Scientists have developed a new real-space framework for classifying parity-based topology in aperiodic systems, overcoming limitations of conventional momentum-space approaches. This method, based on the spectral localizer framework and direct computation of a Pfaffian, doesn’t require translational symmetry, spectral gaps, or auxiliary operators, features often necessary for existing techniques. Instead, it offers a local, energy-resolved topological invariant alongside a measure of topological protection, proving particularly useful where band theory fails. A central achievement of this research is a scalable sparse factorization algorithm capable of reliably determining the sign of the Pfaffian for very large sparse matrices, a significant hurdle in applying these methods to realistic physical system.

Researchers successfully applied this framework to identify the spin Hall effect in quasicrystalline systems and to diagnose fragile topology in a photonic quasicrystal, demonstrating its versatility across electronic, photonic, and acoustic materials.
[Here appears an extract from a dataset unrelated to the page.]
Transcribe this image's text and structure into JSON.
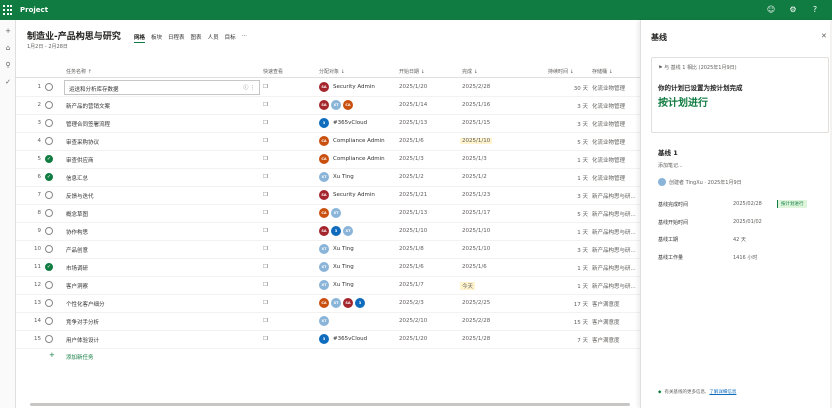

The authors acknowledge a limitation in the size of systems currently addressable, dependent on computational resources and discretization density. Future work could focus on extending the algorithm to even larger systems and exploring its application to more complex aperiodic materials. This research establishes a robust, energy- and position-resolved understanding of topology, remaining meaningful even in gapless or inhomogeneous systems, and connects real-space classification to homotopy classes of sparse operators. The accompanying local gap quantifies topological protection and reinforces a bulk, boundary correspondence, guaranteeing localized states at topological transitions, a valuable tool for materials science and beyond.